File-share can be a dangerous business, or so Japanese government agencies are finding out the hard way.
Two weeks after the country's Maritime Self-Defense Force found out that some highly classified information had been posted on the World Wide Web for all to read as a result of a programming error in its file-sharing Winny system, a slew of other agencies are finding similar problems.
Winny itself is a peer-to-peer file-sharing program that has been charged with violating copyright laws in Japan. It has, however, proved to be popular with much of the population because of its cheap cost and user-friendly format, many of whom have installed the software onto their own personal computers, including bureaucrats. But the use of their personal computers for official business has proved to be particularly hazardous when dealing with government data.

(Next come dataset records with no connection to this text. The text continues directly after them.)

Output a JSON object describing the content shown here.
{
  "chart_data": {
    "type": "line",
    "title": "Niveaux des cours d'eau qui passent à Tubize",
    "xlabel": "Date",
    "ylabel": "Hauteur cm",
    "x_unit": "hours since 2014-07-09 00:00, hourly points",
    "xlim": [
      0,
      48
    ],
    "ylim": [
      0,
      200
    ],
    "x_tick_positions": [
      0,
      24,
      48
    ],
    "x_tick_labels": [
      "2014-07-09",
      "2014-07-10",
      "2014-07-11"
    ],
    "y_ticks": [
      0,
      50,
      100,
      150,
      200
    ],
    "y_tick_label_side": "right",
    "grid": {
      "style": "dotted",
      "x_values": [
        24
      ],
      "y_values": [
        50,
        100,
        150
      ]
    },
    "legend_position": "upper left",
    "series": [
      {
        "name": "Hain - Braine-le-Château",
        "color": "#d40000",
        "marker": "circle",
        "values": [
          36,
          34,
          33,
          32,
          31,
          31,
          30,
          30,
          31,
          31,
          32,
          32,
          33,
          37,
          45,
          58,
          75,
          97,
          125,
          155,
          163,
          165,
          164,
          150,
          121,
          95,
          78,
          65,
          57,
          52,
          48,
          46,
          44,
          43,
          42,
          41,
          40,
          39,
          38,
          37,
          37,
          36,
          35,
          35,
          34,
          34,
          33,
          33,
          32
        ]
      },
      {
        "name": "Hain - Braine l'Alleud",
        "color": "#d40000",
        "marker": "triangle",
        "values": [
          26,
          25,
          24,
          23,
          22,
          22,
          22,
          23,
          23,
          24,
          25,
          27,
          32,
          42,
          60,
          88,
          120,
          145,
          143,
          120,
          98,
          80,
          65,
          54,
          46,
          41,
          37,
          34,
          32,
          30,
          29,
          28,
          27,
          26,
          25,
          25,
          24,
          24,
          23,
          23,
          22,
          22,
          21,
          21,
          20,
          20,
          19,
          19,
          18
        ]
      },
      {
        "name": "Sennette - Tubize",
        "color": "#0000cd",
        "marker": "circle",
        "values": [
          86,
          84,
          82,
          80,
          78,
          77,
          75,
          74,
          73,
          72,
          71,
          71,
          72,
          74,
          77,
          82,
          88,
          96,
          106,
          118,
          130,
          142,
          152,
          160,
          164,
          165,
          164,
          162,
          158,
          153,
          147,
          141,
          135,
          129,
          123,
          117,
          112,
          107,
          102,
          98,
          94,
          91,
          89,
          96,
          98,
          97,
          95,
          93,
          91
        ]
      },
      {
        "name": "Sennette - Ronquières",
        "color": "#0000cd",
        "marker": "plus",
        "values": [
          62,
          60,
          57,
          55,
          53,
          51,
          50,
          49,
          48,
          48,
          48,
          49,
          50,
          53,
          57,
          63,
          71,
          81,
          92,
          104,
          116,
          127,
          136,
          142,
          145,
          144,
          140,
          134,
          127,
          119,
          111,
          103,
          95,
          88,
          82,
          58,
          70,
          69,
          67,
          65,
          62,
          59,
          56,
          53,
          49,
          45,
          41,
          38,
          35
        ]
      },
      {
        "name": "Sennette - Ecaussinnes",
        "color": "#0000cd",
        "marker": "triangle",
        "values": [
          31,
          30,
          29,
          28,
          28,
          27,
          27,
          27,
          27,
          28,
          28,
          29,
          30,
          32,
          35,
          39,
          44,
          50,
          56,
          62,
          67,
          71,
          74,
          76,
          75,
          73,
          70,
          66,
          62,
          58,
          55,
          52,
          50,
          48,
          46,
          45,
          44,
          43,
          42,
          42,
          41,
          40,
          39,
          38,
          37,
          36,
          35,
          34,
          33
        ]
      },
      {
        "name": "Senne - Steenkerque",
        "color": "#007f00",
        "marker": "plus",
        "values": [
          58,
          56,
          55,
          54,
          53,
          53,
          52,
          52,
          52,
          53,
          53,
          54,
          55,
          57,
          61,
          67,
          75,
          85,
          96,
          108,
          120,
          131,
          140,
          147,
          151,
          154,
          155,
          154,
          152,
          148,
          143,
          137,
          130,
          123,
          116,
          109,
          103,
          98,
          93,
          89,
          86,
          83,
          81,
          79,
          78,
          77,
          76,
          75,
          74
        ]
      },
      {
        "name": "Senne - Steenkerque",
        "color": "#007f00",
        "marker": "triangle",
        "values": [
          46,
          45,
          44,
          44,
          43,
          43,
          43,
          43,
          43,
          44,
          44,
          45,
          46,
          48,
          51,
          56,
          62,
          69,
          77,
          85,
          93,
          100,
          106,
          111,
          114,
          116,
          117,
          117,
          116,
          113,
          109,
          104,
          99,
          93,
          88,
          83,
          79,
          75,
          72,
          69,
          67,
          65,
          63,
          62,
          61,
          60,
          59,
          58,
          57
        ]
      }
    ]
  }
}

Some of the information from the defense force that was posted onto the Internet included warfare training information and call signals. They had found their way into cyberspace after a force member used his personal computer to input the classified data, which then got infected by a computer virus.
Similarly, the Ministry of Justice reported in mid-February that personal information on an estimated 10,000 inmates had been leaked online as a result of a prison officer's computer being infected with a virus. In that particular case, information that was stored onto a compact disc by a prison staff member in Kagoshima, in southern Japan, was handed over to a staff member at the Kyoto prison. That staff member then left the disc inside his personal computer and the data was leaked as a result of a virus infection via the Winny program that had been installed in the computer.
More recently, the police agency too has found information being leaked and made public as a result of the software program being installed in the personal computers of members of the police force. According to the agency, at least 40 percent of the force has used their own personal computers for official business.
As a result, the agency issued a warning to all employees Wednesday that they are no longer to use their own privately owned computers for their work, especially when they are connected onto the Internet.
Meanwhile, National Police Agency head Iwao Urushima told reporters in Tokyo at a news briefing Thursday that there had to be more awareness of the perils of getting connected and the potential of computer attacks.
"Winny is a software that has been charged with breaching copyright rules. To install that program into their own computers and use it means that members of the police force are lacking in understand their own roles. I can't believe it," Urushima said. At the same time, he added that while the agency will check that employees no longer have the software installed, "once a computer is linked to the Internet, there is always the danger of getting infected with a virus, and to prevent another occurrence of the attack depends on the sense of responsibility by each member."
Japanese financial daily Nihon Keizai Shimbun pointed out that there was still not enough attention being paid by the government to information security and that users needed to be better educated on the downside risks of getting connected in cyberspace.
Still, government agencies are far from alone in being victims of Winny. On Wednesday a public elementary school in Gunma prefecture reported that private information on 422 of its students was posted on the Internet as a result of the software, while earlier this week a hospital in Toyama said data on 2,800 patients that have had operations was leaked.